Escrito por Frei Betto, outro participante do esquema e seu principal historiador, o livro baseia-se nas anotações feitas por Frei Fernando em quatro anos de prisão. Escritas com letras minúsculas e acondicionadas em canetas Bic, as anotações foram contrabandeadas com a ajuda de amigos que visitavam os presos. Muitas vezes, o frade destruiu e perdeu o material escondido nas canetas para ele não cair nas mãos dos carcereiros.

"Frei Fernando, que ousou fazer o diário na prisão, tinha o propósito de ele mesmo redigi-lo para o livro. Não o conseguiu e, há cinco anos, me repassou todo o material, sobre o qual trabalhei entre 2006 e 2009. Foi ele quem preparou o rascunho ao transformar em texto as telegráficas anotações contidas em papel de seda e escritas com letras microscópicas", diz Frei Betto, ao explicar a coautoria. Como o diário só registrava os fatos, Frei Betto checou nomes e descreveu episódios aos quais eles se referiam.

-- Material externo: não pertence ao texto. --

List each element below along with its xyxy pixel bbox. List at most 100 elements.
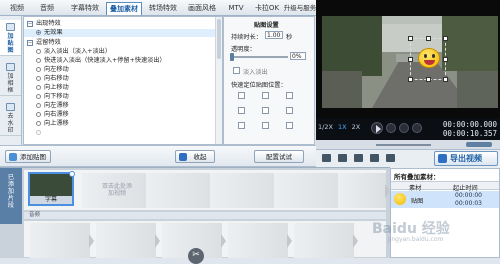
effect-item[interactable]: 向上移动 <box>24 84 222 92</box>
stop-button[interactable] <box>399 123 409 133</box>
position-checkbox[interactable] <box>238 107 245 114</box>
position-checkbox[interactable] <box>286 107 293 114</box>
effect-item[interactable] <box>24 129 222 137</box>
empty-clip-slot[interactable] <box>96 223 160 258</box>
empty-clip-slot[interactable] <box>338 173 390 208</box>
radio[interactable] <box>36 58 41 63</box>
folder-icon[interactable] <box>338 154 347 162</box>
open-icon[interactable] <box>322 154 331 162</box>
tab-transition-effects[interactable]: 转场特效 <box>145 2 181 15</box>
tab-upgrade-service[interactable]: 升级与服务 <box>282 2 318 15</box>
resize-handle[interactable] <box>426 36 431 41</box>
effect-item[interactable]: 快进淡入淡出（快速淡入+停留+快速淡出） <box>24 57 222 65</box>
effect-group-appear[interactable]: − 出现特效 <box>24 20 222 28</box>
radio[interactable] <box>36 94 41 99</box>
radio[interactable] <box>36 130 41 135</box>
tab-subtitle-effects[interactable]: 字幕特效 <box>66 2 104 15</box>
resize-handle[interactable] <box>408 36 413 41</box>
radio[interactable] <box>36 85 41 90</box>
volume-slider[interactable] <box>466 142 492 147</box>
effect-item[interactable]: 向下移动 <box>24 93 222 101</box>
collapse-icon[interactable]: − <box>27 40 33 46</box>
position-checkbox[interactable] <box>262 92 269 99</box>
tab-karaoke[interactable]: 卡拉OK <box>252 2 282 15</box>
empty-clip-slot[interactable] <box>146 173 220 208</box>
effect-item[interactable]: 向左移动 <box>24 66 222 74</box>
speed-2x[interactable]: 2X <box>352 123 361 131</box>
sticker-settings-panel: 贴图设置 持续时长： 1.00 秒 透明度： 0% 淡入淡出 快速定位贴图位置： <box>223 16 315 145</box>
fade-checkbox[interactable] <box>233 67 240 74</box>
sidebar-item-add-sticker[interactable]: 加贴图 <box>0 20 21 56</box>
effect-item[interactable]: 淡入淡出（淡入+淡出） <box>24 48 222 56</box>
delete-icon[interactable] <box>386 154 395 162</box>
radio[interactable] <box>36 112 41 117</box>
tab-picture-style[interactable]: 画面风格 <box>184 2 220 15</box>
tab-video[interactable]: 视频 <box>6 2 28 15</box>
empty-clip-slot[interactable] <box>228 223 292 258</box>
add-sticker-button[interactable]: 添加贴图 <box>5 150 51 163</box>
position-checkbox[interactable] <box>238 92 245 99</box>
close-icon[interactable] <box>69 171 75 177</box>
group-label: 逗留特效 <box>36 39 61 46</box>
tab-mtv[interactable]: MTV <box>223 2 249 15</box>
resize-handle[interactable] <box>426 77 431 82</box>
speed-half[interactable]: 1/2X <box>318 123 333 131</box>
list-item[interactable]: 贴图 00:00:00 00:00:03 <box>391 191 499 208</box>
position-checkbox[interactable] <box>286 92 293 99</box>
position-checkbox[interactable] <box>238 122 245 129</box>
speed-1x[interactable]: 1X <box>338 123 347 131</box>
sidebar-item-add-frame[interactable]: 加相框 <box>0 60 21 96</box>
empty-clip-slot[interactable] <box>30 223 94 258</box>
snapshot-icon[interactable] <box>354 154 363 162</box>
effect-item-none[interactable]: 无效果 <box>24 29 222 37</box>
position-checkbox[interactable] <box>286 122 293 129</box>
resize-handle[interactable] <box>408 77 413 82</box>
effect-item[interactable]: 向左漂移 <box>24 102 222 110</box>
play-button[interactable] <box>371 122 383 134</box>
empty-clip-slot[interactable] <box>274 173 348 208</box>
next-frame-button[interactable] <box>412 123 422 133</box>
resize-handle[interactable] <box>443 77 448 82</box>
resize-handle[interactable] <box>443 57 448 62</box>
collect-button[interactable]: 收起 <box>175 150 215 163</box>
opacity-label: 透明度： <box>231 46 256 53</box>
duration-input[interactable]: 1.00 <box>265 31 283 39</box>
tab-audio[interactable]: 音频 <box>36 2 58 15</box>
opacity-input[interactable]: 0% <box>290 52 306 60</box>
resize-handle[interactable] <box>443 36 448 41</box>
radio[interactable] <box>36 49 41 54</box>
position-checkbox[interactable] <box>262 107 269 114</box>
effect-item[interactable]: 向上漂移 <box>24 120 222 128</box>
effects-scrollbar[interactable] <box>215 17 222 144</box>
sticker-selection[interactable] <box>408 36 448 82</box>
effect-item[interactable]: 向右移动 <box>24 75 222 83</box>
progress-bar[interactable] <box>316 140 500 150</box>
slider-handle[interactable] <box>230 53 234 61</box>
sidebar-item-remove-watermark[interactable]: 去水印 <box>0 100 21 136</box>
scroll-thumb[interactable] <box>217 19 221 59</box>
resize-handle[interactable] <box>408 57 413 62</box>
radio[interactable] <box>36 121 41 126</box>
opacity-slider[interactable] <box>230 53 288 61</box>
effect-group-stay[interactable]: − 逗留特效 <box>24 39 222 47</box>
collapse-icon[interactable]: − <box>27 21 33 27</box>
video-preview[interactable] <box>322 16 498 108</box>
progress-track[interactable] <box>376 144 431 146</box>
tab-overlay-material[interactable]: 叠加素材 <box>106 2 142 15</box>
radio[interactable] <box>36 67 41 72</box>
settings-icon[interactable] <box>370 154 379 162</box>
radio-selected[interactable] <box>36 30 41 35</box>
empty-clip-slot[interactable] <box>294 223 358 258</box>
radio[interactable] <box>36 103 41 108</box>
pause-button[interactable] <box>386 123 396 133</box>
empty-clip-slot[interactable] <box>210 173 284 208</box>
smiley-sticker-icon[interactable] <box>418 48 440 68</box>
radio[interactable] <box>36 76 41 81</box>
effect-item[interactable]: 向右漂移 <box>24 111 222 119</box>
clip-thumbnail[interactable]: 字幕 <box>28 171 75 206</box>
config-test-button[interactable]: 配置试试 <box>254 150 304 163</box>
position-checkbox[interactable] <box>262 122 269 129</box>
export-video-button[interactable]: 导出视频 <box>434 151 498 166</box>
add-video-placeholder[interactable]: 双击此处添加视频 <box>82 173 156 208</box>
scissors-icon[interactable]: ✂ <box>188 248 204 264</box>
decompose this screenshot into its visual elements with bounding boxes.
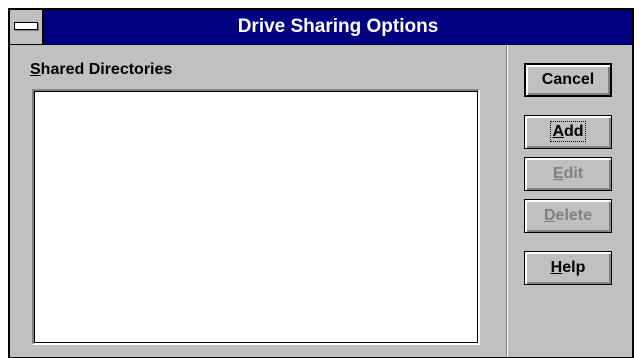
- dialog-title: Drive Sharing Options: [237, 16, 439, 37]
- delete-button[interactable]: Delete: [524, 199, 612, 233]
- title-bar[interactable]: Drive Sharing Options: [10, 10, 632, 44]
- help-button-label: Help: [551, 259, 586, 276]
- cancel-button-label: Cancel: [541, 71, 595, 88]
- shared-directories-label-mnemonic: S: [30, 61, 41, 78]
- system-menu-icon: [14, 22, 38, 30]
- help-button-text: elp: [562, 259, 586, 276]
- shared-directories-label: Shared Directories: [30, 61, 172, 79]
- add-button[interactable]: Add: [524, 115, 612, 149]
- add-button-label: Add: [550, 121, 586, 142]
- cancel-button[interactable]: Cancel: [524, 63, 612, 97]
- add-button-text: dd: [564, 123, 584, 140]
- help-button-mnemonic: H: [550, 259, 563, 276]
- delete-button-label: Delete: [544, 207, 592, 224]
- dialog-window: Drive Sharing Options Shared Directories…: [8, 8, 634, 358]
- dialog-client-area: Shared Directories Cancel Add Edit Delet…: [10, 44, 632, 357]
- button-panel-separator: [506, 45, 508, 357]
- system-menu-button[interactable]: [10, 10, 44, 44]
- delete-button-mnemonic: D: [543, 207, 556, 224]
- shared-directories-label-text: hared Directories: [40, 61, 173, 78]
- delete-button-text: elete: [555, 207, 593, 224]
- add-button-mnemonic: A: [552, 123, 564, 140]
- edit-button-text: dit: [563, 165, 584, 182]
- edit-button-label: Edit: [553, 165, 583, 182]
- edit-button[interactable]: Edit: [524, 157, 612, 191]
- edit-button-mnemonic: E: [552, 165, 564, 182]
- shared-directories-list[interactable]: [32, 89, 480, 345]
- help-button[interactable]: Help: [524, 251, 612, 285]
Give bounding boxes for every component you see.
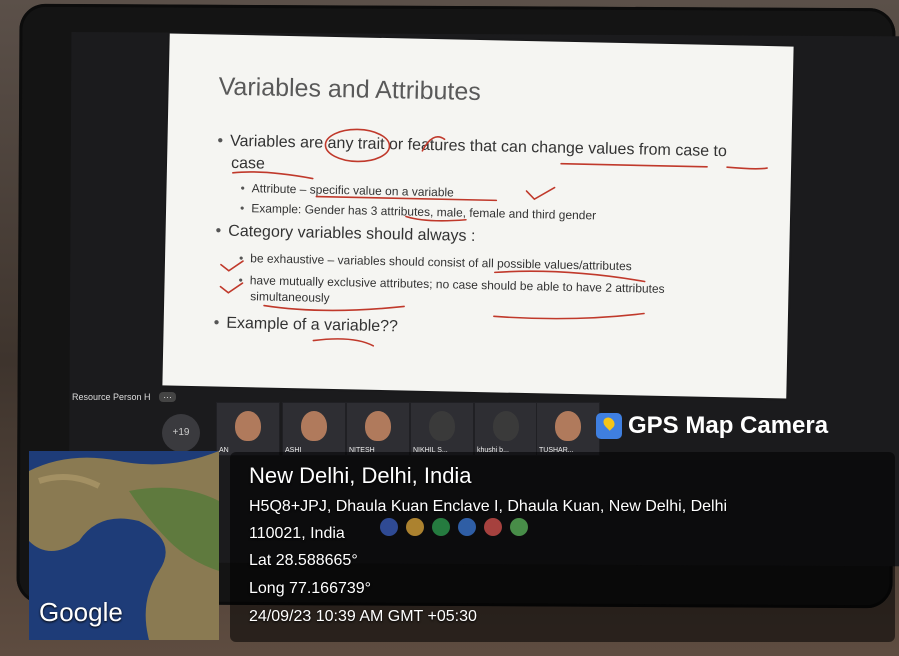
participant-name: AN	[219, 447, 229, 454]
bullet-2: Category variables should always :	[215, 223, 476, 246]
app-icon	[406, 518, 424, 536]
participant-tile[interactable]: TUSHAR...	[536, 402, 600, 456]
gps-app-name: GPS Map Camera	[628, 412, 829, 439]
participant-video	[429, 411, 455, 441]
location-map-thumbnail: Google	[29, 451, 219, 640]
location-longitude: Long 77.166739°	[249, 580, 372, 597]
app-icon	[458, 518, 476, 536]
participant-tile[interactable]: NIKHIL S...	[410, 402, 474, 456]
participant-tile[interactable]: AN	[216, 402, 280, 456]
location-city: New Delhi, Delhi, India	[249, 463, 472, 488]
taskbar-apps	[380, 518, 528, 536]
participant-video	[493, 411, 519, 441]
map-brand: Google	[39, 597, 123, 627]
participant-video	[235, 411, 261, 441]
sub-bullet-exclusive-cont: simultaneously	[250, 289, 330, 305]
presentation-slide: Variables and Attributes Variables are a…	[162, 33, 794, 399]
participant-tile[interactable]: NITESH	[346, 402, 410, 456]
sub-bullet-exhaustive: be exhaustive – variables should consist…	[239, 251, 632, 273]
app-icon	[432, 518, 450, 536]
bullet-1-cont: case	[230, 154, 266, 173]
location-latitude: Lat 28.588665°	[249, 552, 358, 569]
bullet-1: Variables are any trait or features that…	[217, 133, 727, 162]
participant-video	[301, 411, 327, 441]
more-options-button[interactable]: ···	[159, 392, 177, 402]
slide-title: Variables and Attributes	[218, 72, 482, 107]
presenter-label: Resource Person H ···	[72, 392, 177, 402]
participant-video	[555, 411, 581, 441]
sub-bullet-attribute: Attribute – specific value on a variable	[240, 181, 454, 199]
participant-tile[interactable]: khushi b...	[474, 402, 538, 456]
participant-overflow-badge[interactable]: +19	[162, 414, 200, 452]
sub-bullet-example: Example: Gender has 3 attributes, male, …	[240, 201, 596, 222]
presenter-name: Resource Person H	[72, 392, 151, 402]
location-address-line-2: 110021, India	[249, 525, 345, 542]
app-icon	[510, 518, 528, 536]
location-address-line-1: H5Q8+JPJ, Dhaula Kuan Enclave I, Dhaula …	[249, 498, 728, 515]
app-icon	[380, 518, 398, 536]
gps-app-header: GPS Map Camera	[596, 412, 828, 440]
app-icon	[484, 518, 502, 536]
participant-tile[interactable]: ASHI	[282, 402, 346, 456]
participant-video	[365, 411, 391, 441]
map-pin-icon	[596, 413, 622, 439]
bullet-3: Example of a variable??	[214, 314, 398, 336]
location-timestamp: 24/09/23 10:39 AM GMT +05:30	[249, 608, 477, 625]
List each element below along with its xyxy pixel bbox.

Em Diário de Fernando, há detalhes sobre o apoio dado à luta armada pelos dominicanos ligados a Marighella que falta em Batismo de Sangue, lançado por Frei Betto em 1982. Mas um livro completa o outro, segundo o autor. "No Batismo, conto, por exemplo, como funcionava o esquema de fronteira para dar fuga aos perseguidos pela ditadura. Isso não consta no Diário. Mas este revela, com mais clareza, como o convento das Perdizes funcionava como ponto de apoio aos que lutavam contra o regime militar", afirma Frei Betto. De todo modo, Diário de Fernando reitera o que diz Batismo de Sangue sobre a postura da Igreja em relação à prisão dos frades.

As anotações de Frei Fernando remetem a outros livros de Frei Betto - Cartas da Prisão (1974) e Das Catacumbas (1976) - que relatam o sofrimento dos frades no cárcere. Uma terceira publicação, O Canto na Fogueira (1977), reúne cartas de Frei Betto, Frei Fernando e Frei Ivo Lesbaupin, na época frade dominicano, que também esteve preso por envolvimento no esquema de Marighella. Os três religiosos foram condenados a quatro anos de detenção. "Fomos presos em 1969, julgados em 1971 e condenados a quatro anos de reclusão. Nosso recurso foi julgado pelo Supremo Tribunal Federal em 1973, um mês antes de completarmos os quatro anos. Nossa condenação foi reduzida de quatro para dois anos, de modo que temos um crédito de dois anos com a liberdade", comenta Frei Betto, lamentando o tempo sofrido.

Quando veio a Anistia, em 1979, os dominicanos já haviam cumprido a pena que a medida anulou. Ao serem anistiados, recuperaram os direitos políticos que haviam sido cassados. "Cassaram os direitos de Frei Betto, mas não os do eleitor Carlos Alberto Libânio Christo", lembra o frade. Impedido de votar como religioso e militante de esquerda, era obrigado, sob pena de multa, a votar como civil. A solução encontrada foi uma saída mineira: no dia da eleição, Frei Betto não votava, mas Carlos Alberto justificava o voto fora do domicílio eleitoral.